The second problem is the issue of time. We established very early on in this series, that time is one of the great biases of analysis. Traynor never led the league in batting average. So, even if we were going to go strictly by batting average then we would still conclude that he was not as dominant as the raw numbers would indicate. It is important to introduce another number. Secondary average calculates everything a hitter does beyond batting average. If we combine those two numbers we can get a different look at these eight players.

  AVG SEC AOV
Mike Schmidt .267 .450 .359
Eddie Mathews .271 .411 .341
Wade Boggs .328 .267 .297
George Brett .305 .299 .302
Chipper Jones .303 .406 .355
Paul Molitor .306 .277 .292
Pie Traynor .320 .193 .256
Brooks Robinson .267 .215 .241

In many ways, this is saying the same thing as those other numbers. However, secondary average makes it easy to see hidden value or someone that is overrated because secondary average can be interpreted the same way as batting average. Again, Brooks Robinson comes out looking weaker offensively, but we haven’t seen the fielding numbers yet. As we know, Robinson has the most Gold Gloves of any position player outside the mound. So, let’s see how Traynor fared in comparison.

Fielding Numbers 

  Rfield DWAR TZ3B DWS TZ WS
Brooks Robinson 293 39.1 294 106.2 8 6
Mike Schmidt 127 18.4 130 85.9 6 5
Wade Boggs 104 13.9 96 72.6 1 3
George Brett 47 2.2 54 54.1 1 1
Eddie Mathews 33 5.6 32 57.3 2 0
Paul Molitor 8 -6.9 8 39.9 0 0
Chipper Jones -24 -0.9 -29 47.6 0 0
Pie Traynor -32 2.1 -28 77.3 3

As we can see, the various sources were divided on Traynor as a defender. Win shares seems to love him giving him more Gold Gloves than all but Robinson and Schmidt and giving him more career win shares than all but the same. Granted, some of those guys played multiple positions, but we tried to mitigate that as much as possible. However, even if we accept win shares by itself, Robinson is in a whole different league than any of these guys.

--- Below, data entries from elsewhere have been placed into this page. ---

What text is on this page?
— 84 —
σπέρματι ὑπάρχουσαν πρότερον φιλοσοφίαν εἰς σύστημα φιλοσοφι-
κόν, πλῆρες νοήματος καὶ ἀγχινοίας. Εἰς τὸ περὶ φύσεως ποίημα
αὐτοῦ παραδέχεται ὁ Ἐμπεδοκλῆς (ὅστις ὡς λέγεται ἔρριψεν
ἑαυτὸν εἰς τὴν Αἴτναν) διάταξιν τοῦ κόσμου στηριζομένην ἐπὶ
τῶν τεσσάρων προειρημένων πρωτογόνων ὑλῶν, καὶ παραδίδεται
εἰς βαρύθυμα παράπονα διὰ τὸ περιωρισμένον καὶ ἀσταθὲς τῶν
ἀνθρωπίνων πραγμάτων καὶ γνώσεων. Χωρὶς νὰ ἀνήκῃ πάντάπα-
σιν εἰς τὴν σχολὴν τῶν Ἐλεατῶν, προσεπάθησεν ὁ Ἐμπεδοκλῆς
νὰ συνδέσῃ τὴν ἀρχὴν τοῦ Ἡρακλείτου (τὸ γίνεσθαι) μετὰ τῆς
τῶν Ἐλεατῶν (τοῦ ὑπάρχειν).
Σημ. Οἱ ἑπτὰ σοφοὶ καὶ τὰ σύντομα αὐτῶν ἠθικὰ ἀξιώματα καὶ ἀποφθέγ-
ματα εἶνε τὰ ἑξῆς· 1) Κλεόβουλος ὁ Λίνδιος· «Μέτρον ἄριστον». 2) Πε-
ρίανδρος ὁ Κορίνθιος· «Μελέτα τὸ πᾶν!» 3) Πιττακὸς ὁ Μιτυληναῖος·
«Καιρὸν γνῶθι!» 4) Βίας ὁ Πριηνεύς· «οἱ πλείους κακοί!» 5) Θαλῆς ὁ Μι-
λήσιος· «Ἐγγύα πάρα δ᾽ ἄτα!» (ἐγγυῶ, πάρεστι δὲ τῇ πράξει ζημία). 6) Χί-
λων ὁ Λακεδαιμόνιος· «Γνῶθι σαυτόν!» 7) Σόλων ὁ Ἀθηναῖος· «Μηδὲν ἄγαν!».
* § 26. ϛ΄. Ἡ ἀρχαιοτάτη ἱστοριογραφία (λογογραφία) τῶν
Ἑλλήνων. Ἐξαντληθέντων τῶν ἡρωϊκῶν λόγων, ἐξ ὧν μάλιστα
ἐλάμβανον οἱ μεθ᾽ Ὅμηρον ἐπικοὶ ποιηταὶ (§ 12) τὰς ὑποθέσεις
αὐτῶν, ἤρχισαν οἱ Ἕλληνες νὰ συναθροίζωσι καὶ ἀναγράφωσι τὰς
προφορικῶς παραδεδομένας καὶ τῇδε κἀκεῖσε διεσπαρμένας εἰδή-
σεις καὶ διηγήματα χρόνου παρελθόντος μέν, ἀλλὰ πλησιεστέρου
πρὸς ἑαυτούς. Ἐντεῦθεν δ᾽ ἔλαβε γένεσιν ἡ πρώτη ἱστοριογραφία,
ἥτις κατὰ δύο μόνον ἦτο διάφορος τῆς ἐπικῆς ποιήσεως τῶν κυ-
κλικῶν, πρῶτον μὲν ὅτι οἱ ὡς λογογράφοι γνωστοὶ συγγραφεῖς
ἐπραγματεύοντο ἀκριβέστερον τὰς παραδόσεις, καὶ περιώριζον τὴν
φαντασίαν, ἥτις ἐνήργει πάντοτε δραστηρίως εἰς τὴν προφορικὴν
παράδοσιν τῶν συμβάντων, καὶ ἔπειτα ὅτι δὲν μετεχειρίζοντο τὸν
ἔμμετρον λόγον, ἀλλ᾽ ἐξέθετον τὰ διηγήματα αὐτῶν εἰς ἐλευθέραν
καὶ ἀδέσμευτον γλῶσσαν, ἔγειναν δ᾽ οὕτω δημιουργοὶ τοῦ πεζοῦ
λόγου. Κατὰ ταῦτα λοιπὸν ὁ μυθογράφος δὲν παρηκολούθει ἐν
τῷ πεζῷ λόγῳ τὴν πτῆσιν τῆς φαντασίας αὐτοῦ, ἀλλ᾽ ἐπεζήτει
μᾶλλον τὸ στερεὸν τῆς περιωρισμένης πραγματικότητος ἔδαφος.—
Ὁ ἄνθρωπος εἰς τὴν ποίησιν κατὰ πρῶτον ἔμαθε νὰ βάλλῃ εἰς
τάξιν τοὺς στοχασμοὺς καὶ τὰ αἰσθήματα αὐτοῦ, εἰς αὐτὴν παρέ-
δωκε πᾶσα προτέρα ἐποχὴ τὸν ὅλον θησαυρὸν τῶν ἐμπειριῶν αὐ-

So, we can excuse his pedestrian offensive numbers in that light. When we add in baseball reference and fangraphs numbers it is just simply unfathomable as to how we he could get into the Hall of Fame. He was not a special hitter or a special fielder. He did not enjoy a particularly long career. It just doesn’t make a whole lot of sense.